Simulation of Optical Tactile Sensors Supporting Slip and Rotation using Path Tracing and IMPM

TL;DR

This paper presents a novel simulation approach for optical tactile sensors that combines path tracing and IMPM to accurately model slip and rotation, enhancing robotic manipulation capabilities.

Contribution

It introduces a new simulation method integrating path tracing and IMPM for realistic optical tactile sensor modeling, including slip and rotation effects.

Findings

Path tracing improves similarity to real tactile data.

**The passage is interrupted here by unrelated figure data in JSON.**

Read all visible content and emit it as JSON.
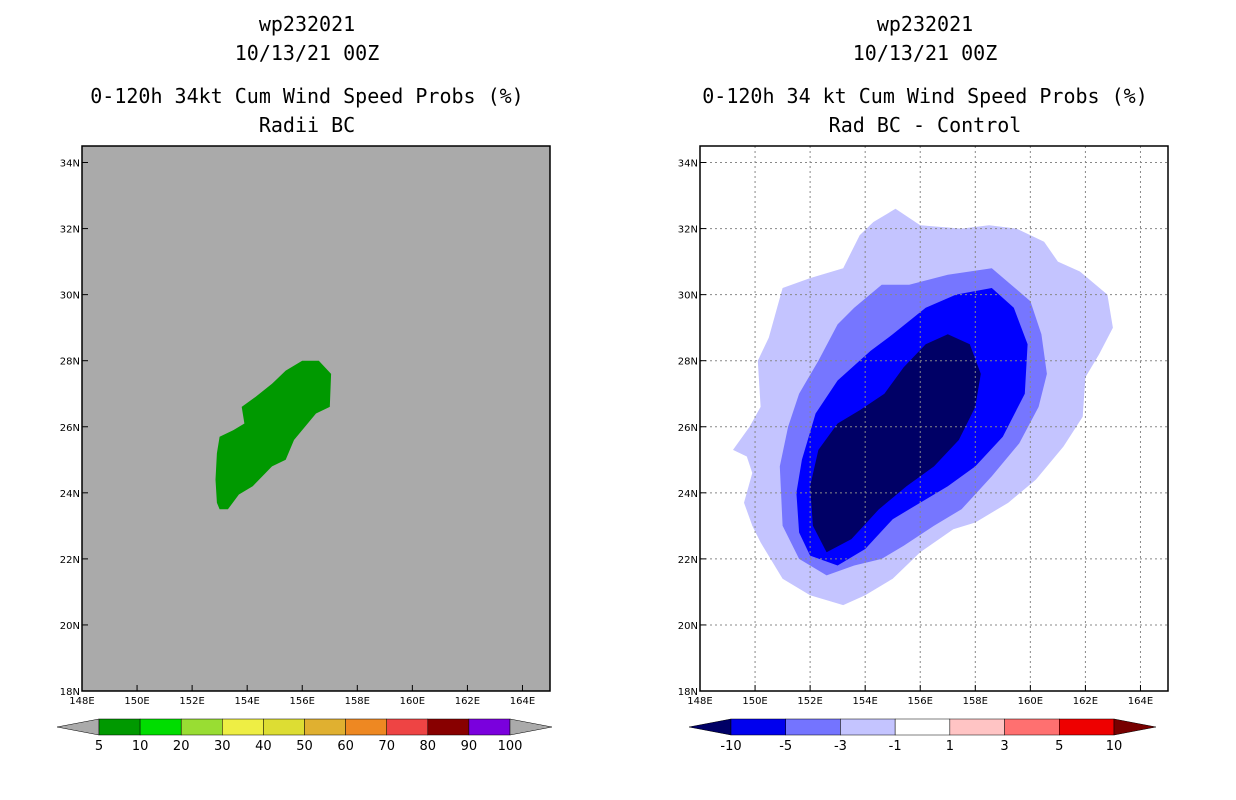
{
  "chart_data": [
    {
      "type": "filled-contour-map",
      "title_lines": [
        "wp232021",
        "10/13/21 00Z",
        "0-120h 34kt Cum Wind Speed Probs (%)",
        "Radii BC"
      ],
      "background_color": "#aaaaaa",
      "grid": false,
      "xlim": [
        148,
        165
      ],
      "ylim": [
        18,
        34.5
      ],
      "x_ticks": [
        148,
        150,
        152,
        154,
        156,
        158,
        160,
        162,
        164
      ],
      "x_tick_labels": [
        "148E",
        "150E",
        "152E",
        "154E",
        "156E",
        "158E",
        "160E",
        "162E",
        "164E"
      ],
      "y_ticks": [
        18,
        20,
        22,
        24,
        26,
        28,
        30,
        32,
        34
      ],
      "y_tick_labels": [
        "18N",
        "20N",
        "22N",
        "24N",
        "26N",
        "28N",
        "30N",
        "32N",
        "34N"
      ],
      "regions": [
        {
          "name": "prob-5-10",
          "color": "#009900",
          "lonlat": [
            [
              153.0,
              23.5
            ],
            [
              153.3,
              23.5
            ],
            [
              153.7,
              23.95
            ],
            [
              154.2,
              24.2
            ],
            [
              154.9,
              24.8
            ],
            [
              155.4,
              25.0
            ],
            [
              155.7,
              25.6
            ],
            [
              156.2,
              26.1
            ],
            [
              156.5,
              26.4
            ],
            [
              157.0,
              26.6
            ],
            [
              157.05,
              27.6
            ],
            [
              156.6,
              28.0
            ],
            [
              156.0,
              28.0
            ],
            [
              155.4,
              27.7
            ],
            [
              154.9,
              27.3
            ],
            [
              154.3,
              26.9
            ],
            [
              153.8,
              26.6
            ],
            [
              153.9,
              26.1
            ],
            [
              153.5,
              25.9
            ],
            [
              153.0,
              25.7
            ],
            [
              152.9,
              25.2
            ],
            [
              152.85,
              24.4
            ],
            [
              152.9,
              23.7
            ]
          ]
        }
      ],
      "colorbar": {
        "labels": [
          "5",
          "10",
          "20",
          "30",
          "40",
          "50",
          "60",
          "70",
          "80",
          "90",
          "100"
        ],
        "colors": [
          "#009900",
          "#00dd00",
          "#99dd33",
          "#eeee44",
          "#dddd33",
          "#e0b030",
          "#ee8822",
          "#ee4444",
          "#880000",
          "#7a00dd"
        ],
        "under_color": "#aaaaaa",
        "over_color": "#aaaaaa"
      }
    },
    {
      "type": "filled-contour-map",
      "title_lines": [
        "wp232021",
        "10/13/21 00Z",
        "0-120h 34 kt Cum Wind Speed Probs (%)",
        "Rad BC - Control"
      ],
      "background_color": "#ffffff",
      "grid": true,
      "xlim": [
        148,
        165
      ],
      "ylim": [
        18,
        34.5
      ],
      "x_ticks": [
        148,
        150,
        152,
        154,
        156,
        158,
        160,
        162,
        164
      ],
      "x_tick_labels": [
        "148E",
        "150E",
        "152E",
        "154E",
        "156E",
        "158E",
        "160E",
        "162E",
        "164E"
      ],
      "y_ticks": [
        18,
        20,
        22,
        24,
        26,
        28,
        30,
        32,
        34
      ],
      "y_tick_labels": [
        "18N",
        "20N",
        "22N",
        "24N",
        "26N",
        "28N",
        "30N",
        "32N",
        "34N"
      ],
      "regions": [
        {
          "name": "diff-minus-3-to-minus-1",
          "color": "#c4c4ff",
          "lonlat": [
            [
              150.2,
              22.5
            ],
            [
              151.0,
              21.4
            ],
            [
              152.0,
              20.9
            ],
            [
              153.2,
              20.6
            ],
            [
              154.0,
              20.9
            ],
            [
              155.0,
              21.4
            ],
            [
              156.0,
              22.2
            ],
            [
              157.2,
              22.9
            ],
            [
              158.0,
              23.1
            ],
            [
              159.2,
              23.7
            ],
            [
              160.2,
              24.4
            ],
            [
              161.2,
              25.4
            ],
            [
              161.9,
              26.3
            ],
            [
              162.0,
              27.5
            ],
            [
              162.5,
              28.2
            ],
            [
              163.0,
              29.0
            ],
            [
              162.8,
              30.0
            ],
            [
              161.8,
              30.7
            ],
            [
              161.0,
              31.0
            ],
            [
              160.5,
              31.6
            ],
            [
              159.5,
              32.0
            ],
            [
              158.5,
              32.1
            ],
            [
              157.5,
              32.0
            ],
            [
              156.0,
              32.1
            ],
            [
              155.1,
              32.6
            ],
            [
              154.3,
              32.2
            ],
            [
              153.8,
              31.8
            ],
            [
              153.2,
              30.8
            ],
            [
              152.0,
              30.5
            ],
            [
              151.0,
              30.2
            ],
            [
              150.5,
              28.7
            ],
            [
              150.1,
              28.0
            ],
            [
              150.2,
              26.6
            ],
            [
              149.8,
              26.0
            ],
            [
              149.2,
              25.3
            ],
            [
              149.7,
              25.1
            ],
            [
              149.9,
              24.6
            ],
            [
              149.6,
              23.7
            ],
            [
              149.9,
              23.0
            ]
          ]
        },
        {
          "name": "diff-minus-5-to-minus-3",
          "color": "#7676ff",
          "lonlat": [
            [
              151.0,
              23.0
            ],
            [
              151.6,
              22.0
            ],
            [
              152.6,
              21.5
            ],
            [
              153.6,
              21.8
            ],
            [
              154.6,
              22.0
            ],
            [
              155.4,
              22.4
            ],
            [
              156.5,
              23.0
            ],
            [
              157.5,
              23.5
            ],
            [
              158.6,
              24.5
            ],
            [
              159.6,
              25.5
            ],
            [
              160.3,
              26.6
            ],
            [
              160.6,
              27.6
            ],
            [
              160.4,
              28.8
            ],
            [
              160.0,
              29.8
            ],
            [
              158.6,
              30.8
            ],
            [
              157.0,
              30.6
            ],
            [
              155.6,
              30.3
            ],
            [
              154.6,
              30.3
            ],
            [
              153.6,
              29.6
            ],
            [
              153.0,
              29.1
            ],
            [
              152.3,
              28.0
            ],
            [
              151.6,
              27.0
            ],
            [
              151.2,
              26.0
            ],
            [
              150.9,
              24.8
            ]
          ]
        },
        {
          "name": "diff-minus-10-to-minus-5",
          "color": "#0000ff",
          "lonlat": [
            [
              151.6,
              22.8
            ],
            [
              152.0,
              22.1
            ],
            [
              153.0,
              21.8
            ],
            [
              154.0,
              22.3
            ],
            [
              155.0,
              23.2
            ],
            [
              156.0,
              23.7
            ],
            [
              157.0,
              24.2
            ],
            [
              158.0,
              24.8
            ],
            [
              159.0,
              25.7
            ],
            [
              159.8,
              27.0
            ],
            [
              159.9,
              28.5
            ],
            [
              159.4,
              29.6
            ],
            [
              158.6,
              30.2
            ],
            [
              157.3,
              30.0
            ],
            [
              156.2,
              29.6
            ],
            [
              155.0,
              28.8
            ],
            [
              154.2,
              28.3
            ],
            [
              153.0,
              27.4
            ],
            [
              152.2,
              26.4
            ],
            [
              151.7,
              25.0
            ],
            [
              151.5,
              24.0
            ]
          ]
        },
        {
          "name": "diff-below-minus-10",
          "color": "#000066",
          "lonlat": [
            [
              152.1,
              23.0
            ],
            [
              152.6,
              22.2
            ],
            [
              153.5,
              22.6
            ],
            [
              154.5,
              23.5
            ],
            [
              155.5,
              24.2
            ],
            [
              156.5,
              24.8
            ],
            [
              157.4,
              25.6
            ],
            [
              158.0,
              26.6
            ],
            [
              158.2,
              27.6
            ],
            [
              157.8,
              28.5
            ],
            [
              157.0,
              28.8
            ],
            [
              156.2,
              28.5
            ],
            [
              155.4,
              27.8
            ],
            [
              154.7,
              27.0
            ],
            [
              153.8,
              26.5
            ],
            [
              153.0,
              26.1
            ],
            [
              152.3,
              25.3
            ],
            [
              152.0,
              24.2
            ]
          ]
        }
      ],
      "colorbar": {
        "labels": [
          "-10",
          "-5",
          "-3",
          "-1",
          "1",
          "3",
          "5",
          "10"
        ],
        "colors": [
          "#0000ee",
          "#7474ff",
          "#c4c4ff",
          "#ffffff",
          "#ffc4c4",
          "#ff7070",
          "#ee0000"
        ],
        "under_color": "#000066",
        "over_color": "#770000"
      }
    }
  ]
}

IMPM enables accurate simulation of slip and rotation.

The method enhances robotic manipulation simulation fidelity.

Abstract

Optical tactile sensors are extensively utilized in intelligent robot manipulation due to their ability to acquire high-resolution tactile information at a lower cost. However, achieving adequate reality and versatility in simulating optical tactile sensors is challenging. In this paper, we propose a simulation method and validate its effectiveness through experiments. We utilize path tracing for image rendering, achieving higher similarity to real data than the baseline method in simulating pressing scenarios. Additionally, we apply the improved Material Point Method(IMPM) algorithm to simulate the relative rest between the object and the elastomer surface when the object is in motion, enabling more accurate simulation of complex manipulations such as slip and rotation.